Trump stated in a filing with the Securities and Exchange Commission later Friday that it issued that answer on its Truth Social platform as well as other channels.

“Rather than support our common-sense efforts to promote transparency and compliance, Citadel Securities bizarrely targeted our CEO with an unhinged attack,” the company stated in its filing.

The same day Trump Media alerted the SEC that it had sent shareholders precise instructions on how to prevent short sellers speculating on the stock’s decline, Nunes wrote a letter to Nasdaq CEO Adena Friedman.

While Trump Media’s stock has climbed considerably in the last three days, it remains significantly lower than its inaugural opening price on March 26.

The company, which owns Truth Social and had only $4.1 million in revenue last year, has seen its market capitalization fall by billions of dollars as a result of the share price decrease.

In his letter to Friedman, Nunes stated: “I write to bring your attention to potential market manipulation of the stock of Trump Media & Technology Group Corp.”

Nunes asserted that traders used Trump Media’s price for naked short selling, a practice in which the seller did not borrow the shares for the transaction.

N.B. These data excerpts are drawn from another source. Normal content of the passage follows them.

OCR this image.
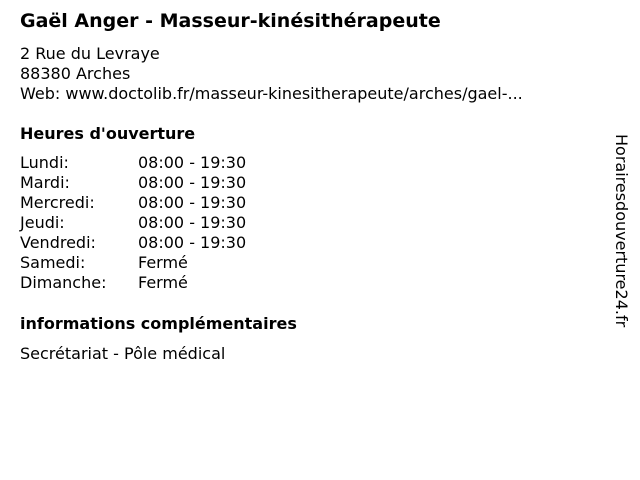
Gaël Anger - Masseur-kinésithérapeute
2 Rue du Levraye
88380 Arches
Web: www.doctolib.fr/masseur-kinesitherapeute/arches/gael-...
Heures d'ouverture
Lundi:	08:00 - 19:30
Mardi:	08:00 - 19:30
Mercredi:	08:00 - 19:30
Jeudi:	08:00 - 19:30
Vendredi:	08:00 - 19:30
Samedi:	Fermé
Dimanche:	Fermé
informations complémentaires
Secrétariat - Pôle médical
Horairesdouverture24.fr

Nunes stated that brokers had a “significant financial incentive to lend non-existent shares” to short sellers due to the exceptionally large premiums they could demand for such loans of Trump Media shares.

“Data made available to us indicate that just four market participants have been responsible for over 60% of the extraordinary volume of DJT shares traded: Citadel Securities, VIRTU Americas, G1 Execution Services, and Jane Street Capital,” Nunes said in a statement.